Annotation and methods

Matti Rissanen and Jukka Tyrkkö
Research Unit for Variation, Contacts and Change in English (VARIENG), University of Helsinki

The papers included in the section focusing on corpus annotation introduce and discuss the applications of annotation and innovative annotation schemes, with special emphasis on answering the question of how annotation can improve the results of corpus-based research. General principles of annotation are discussed in detail and new programs are introduced. Hot-topic issues raised in several papers include the usefulness of spelling standardization and the challenges of applying tools developed for Present-day English to historical varieties.

Dawn Archer’s contribution, “Corpus annotation – A welcome Addition or an Interpretation Too Far? emphasizes the new openings and enrichment offered by sophisticated annotation systems to corpus studies while pointing out that dissenting voices have also been heard. Arguing that corpus annotation is, despite its challenges, a “welcome addition”, Archer reminds us that a corpus linguist ought to be aware of both the production histories of the texts they study and the historical, social and political histories of the time periods from which they come. The article also discusses the characteristics and features of most recent annotation systems developed in Lancaster, such as the Variant Detector VARD and the Historical Semantic Tagger. (Two short videos from Archer’s Conference plenary are included.)

Stefan Diemer’s extensive article “Orthographic annotation of Middle English Corpora” introduces a new encoding system for annotating Middle English corpora with manuscript information. Diemer's annotation system pays attention to orthographic variation, scribal variation and manuscript properties, such as material, line spacing, decoration, etc. The author discusses the shortcomings of the current TEI P5 standard for the purposes of spelling research, and illustrates his system in detail by describing the Wycliffe Spelling Corpus (WSC) project at Technical University Berlin. 
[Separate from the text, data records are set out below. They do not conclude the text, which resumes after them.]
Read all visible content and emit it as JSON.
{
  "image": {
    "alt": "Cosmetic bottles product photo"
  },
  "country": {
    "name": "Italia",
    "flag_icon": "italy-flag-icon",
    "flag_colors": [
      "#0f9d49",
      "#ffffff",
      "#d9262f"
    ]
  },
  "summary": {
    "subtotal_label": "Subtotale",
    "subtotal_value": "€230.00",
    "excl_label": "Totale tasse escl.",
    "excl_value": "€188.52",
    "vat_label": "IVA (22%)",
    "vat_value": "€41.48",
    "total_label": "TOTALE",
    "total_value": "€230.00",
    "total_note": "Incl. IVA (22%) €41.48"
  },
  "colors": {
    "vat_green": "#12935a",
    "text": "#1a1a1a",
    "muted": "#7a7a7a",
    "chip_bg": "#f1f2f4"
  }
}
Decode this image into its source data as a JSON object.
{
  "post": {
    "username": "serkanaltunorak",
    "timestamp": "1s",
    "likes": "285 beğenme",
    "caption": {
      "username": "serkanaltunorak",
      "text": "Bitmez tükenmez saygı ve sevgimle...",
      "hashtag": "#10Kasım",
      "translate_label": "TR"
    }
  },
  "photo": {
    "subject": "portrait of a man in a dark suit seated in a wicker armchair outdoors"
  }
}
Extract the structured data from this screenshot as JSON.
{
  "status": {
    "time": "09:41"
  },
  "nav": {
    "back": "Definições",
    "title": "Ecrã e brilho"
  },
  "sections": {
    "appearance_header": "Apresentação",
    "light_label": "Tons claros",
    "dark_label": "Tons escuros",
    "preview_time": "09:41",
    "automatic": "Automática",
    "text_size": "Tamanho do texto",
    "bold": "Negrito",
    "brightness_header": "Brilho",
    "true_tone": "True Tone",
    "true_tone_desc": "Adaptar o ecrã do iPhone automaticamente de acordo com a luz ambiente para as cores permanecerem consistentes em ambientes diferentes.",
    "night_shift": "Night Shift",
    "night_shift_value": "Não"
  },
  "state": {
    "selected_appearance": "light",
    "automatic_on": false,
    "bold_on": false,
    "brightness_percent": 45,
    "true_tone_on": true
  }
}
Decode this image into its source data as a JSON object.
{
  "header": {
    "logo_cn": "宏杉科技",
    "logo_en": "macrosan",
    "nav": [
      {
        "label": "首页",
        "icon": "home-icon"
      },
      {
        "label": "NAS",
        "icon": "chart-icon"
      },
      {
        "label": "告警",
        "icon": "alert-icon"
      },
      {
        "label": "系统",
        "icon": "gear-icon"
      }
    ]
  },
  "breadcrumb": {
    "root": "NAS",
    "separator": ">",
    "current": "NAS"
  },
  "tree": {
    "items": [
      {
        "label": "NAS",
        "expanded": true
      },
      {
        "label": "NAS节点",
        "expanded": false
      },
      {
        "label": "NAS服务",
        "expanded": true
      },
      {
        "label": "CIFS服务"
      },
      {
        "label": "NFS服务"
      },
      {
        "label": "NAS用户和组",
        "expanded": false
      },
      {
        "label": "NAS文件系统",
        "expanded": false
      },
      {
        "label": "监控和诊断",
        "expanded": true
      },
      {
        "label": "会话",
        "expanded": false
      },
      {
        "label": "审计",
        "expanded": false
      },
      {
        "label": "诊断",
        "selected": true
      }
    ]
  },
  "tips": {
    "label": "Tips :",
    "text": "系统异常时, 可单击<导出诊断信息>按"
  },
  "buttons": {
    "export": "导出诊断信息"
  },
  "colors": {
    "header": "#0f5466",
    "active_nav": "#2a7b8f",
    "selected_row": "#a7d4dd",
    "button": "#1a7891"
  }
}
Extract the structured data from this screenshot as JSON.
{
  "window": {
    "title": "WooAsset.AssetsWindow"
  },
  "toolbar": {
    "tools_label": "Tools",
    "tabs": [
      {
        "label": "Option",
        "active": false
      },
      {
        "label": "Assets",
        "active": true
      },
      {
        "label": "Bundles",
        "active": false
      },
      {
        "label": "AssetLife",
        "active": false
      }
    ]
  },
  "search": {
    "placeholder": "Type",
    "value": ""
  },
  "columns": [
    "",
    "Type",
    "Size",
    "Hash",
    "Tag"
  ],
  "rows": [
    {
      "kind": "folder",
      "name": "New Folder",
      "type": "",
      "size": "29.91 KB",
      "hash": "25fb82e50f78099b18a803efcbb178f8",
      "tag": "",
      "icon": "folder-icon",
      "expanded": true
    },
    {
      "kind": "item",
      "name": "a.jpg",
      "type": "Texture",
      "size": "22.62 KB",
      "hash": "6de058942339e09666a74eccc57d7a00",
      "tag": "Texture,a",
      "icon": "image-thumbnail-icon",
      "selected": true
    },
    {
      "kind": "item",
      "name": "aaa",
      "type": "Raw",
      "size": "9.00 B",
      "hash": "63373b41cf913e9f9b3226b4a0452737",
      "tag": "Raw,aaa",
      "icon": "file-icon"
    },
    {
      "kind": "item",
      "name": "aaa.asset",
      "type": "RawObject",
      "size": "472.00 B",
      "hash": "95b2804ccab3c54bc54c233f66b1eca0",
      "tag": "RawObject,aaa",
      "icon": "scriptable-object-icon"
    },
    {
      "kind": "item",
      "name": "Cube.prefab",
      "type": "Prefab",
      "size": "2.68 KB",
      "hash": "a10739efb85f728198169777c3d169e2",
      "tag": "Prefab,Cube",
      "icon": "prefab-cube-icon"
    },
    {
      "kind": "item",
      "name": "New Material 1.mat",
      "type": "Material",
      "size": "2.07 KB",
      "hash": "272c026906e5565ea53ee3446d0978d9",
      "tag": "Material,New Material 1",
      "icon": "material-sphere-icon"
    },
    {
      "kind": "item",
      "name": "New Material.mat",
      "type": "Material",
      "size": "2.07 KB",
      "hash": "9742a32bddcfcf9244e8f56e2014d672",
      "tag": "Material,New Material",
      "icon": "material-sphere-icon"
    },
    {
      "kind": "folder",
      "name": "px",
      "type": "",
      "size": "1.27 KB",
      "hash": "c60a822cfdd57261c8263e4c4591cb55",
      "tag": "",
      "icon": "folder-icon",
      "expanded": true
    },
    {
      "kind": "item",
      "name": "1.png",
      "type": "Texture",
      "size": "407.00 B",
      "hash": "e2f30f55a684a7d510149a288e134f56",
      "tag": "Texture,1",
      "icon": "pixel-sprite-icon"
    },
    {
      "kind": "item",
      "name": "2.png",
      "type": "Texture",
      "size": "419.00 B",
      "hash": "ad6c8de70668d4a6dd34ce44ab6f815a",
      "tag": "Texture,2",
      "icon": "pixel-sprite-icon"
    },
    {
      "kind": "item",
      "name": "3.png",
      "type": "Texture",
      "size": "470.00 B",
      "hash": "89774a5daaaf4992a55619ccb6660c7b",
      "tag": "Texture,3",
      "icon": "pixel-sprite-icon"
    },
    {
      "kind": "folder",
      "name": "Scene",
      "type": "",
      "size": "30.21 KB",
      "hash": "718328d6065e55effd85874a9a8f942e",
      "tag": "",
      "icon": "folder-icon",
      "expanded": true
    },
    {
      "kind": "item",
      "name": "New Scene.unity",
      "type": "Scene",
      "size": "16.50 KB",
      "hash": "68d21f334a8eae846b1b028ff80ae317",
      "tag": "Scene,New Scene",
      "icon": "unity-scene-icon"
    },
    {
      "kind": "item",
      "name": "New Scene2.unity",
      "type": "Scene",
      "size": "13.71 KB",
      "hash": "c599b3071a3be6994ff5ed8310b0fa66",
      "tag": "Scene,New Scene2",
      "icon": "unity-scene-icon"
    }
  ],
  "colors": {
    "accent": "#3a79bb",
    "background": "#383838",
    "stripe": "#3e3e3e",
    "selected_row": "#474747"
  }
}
Erwin Komen's article “Coreferenced corpora for information structure research” introduces new methods of annotating coreferential information in XML. He introduces two computer programs, one for the semi-automatic annotation of coreferential relations and the other which helps in finding results from texts annotated in this way (“Cesax” and “CorpusStudio”). Both programs are freely available from the author. Komen illustrates the programs with examples of investigations focused on the referents of prepositional phrases in texts covering the period from Old to Early Modern English.

The article “CEECing the baseline: Lexical stability and significant change in a historical corpus” by Jefrey Lijffijt, Tanja Säily and Terttu Nevalainen focuses on the problems of applying standard statistical tests based on the bag-of-words model, like the chi-square test and the log-likelihood ratio test, to corpora that span long timelines. The authors argue that the bootstrap test is preferable to bag-of-words tests because the resampling involved acts as an estimate of the variations in frequency counts. Another important contribution is the discussion of concurrent significance testing of multiple hypotheses, where the authors point out that uncorrected metrics have a tendency to lead to false findings of significance. Using this methodology, they investigate the diachronic continuity of the 17th-century part of the Corpus of Early English Correspondence by analysing the frequencies of all lexical items in the corpus over time. While the overall picture is that of relative stability, the authors show how historical events, such as the English Civil War, had an effect on the speed and quality of language change as well as on cultural vocabulary.

Gerold Schneider's article “Adapting a parser to historical English” addresses the challenges of using PDE parsers with historical varieties of English. Working with the Pro3Gres parser, Schneider identifies some of the major reasons for parsing mistakes, such as non-standard sentence length and  punctuation, and discusses methods of improving accuracy such as spelling standardization and the addition of new parsing rules for specific lexical items such as but and lest.

In his article “Tagging old with new: an experiment with corpus customization” Atro Voutilainen discusses the problems encountered when taggers and parsers developed for Present-day Standard English are used in the grammatical annotation of diachronic or dialect corpora. He outlines the process of preparing the corpus for tagging by stripping existing annotation from corpora and translating non-standard forms into standard varieties, and discusses how the tagged version is combined with the original corpus. Voutilainen illustrates his method using an extract taken from an eighteenth-century English corpus. The  usefulness of the approach is demonstrated by the tagger’s error rate decreasing by more than a half. The method can also be developed for more accurate analysis of syntactic structures.

The PowerPoint presentation of the Conference paper “Innovators of Early Modern English spelling change: Using DICER to investigate spelling variation trends”  by Alistair Baron, Paul Rayson and Dawn Archer introduces a new web-based tool for exploring spelling variant patterns. DICER analyses spelling variant standardisations to discover and quantify character edit rules, which represent spelling decisions made by authors, scribes, editors and publishing houses.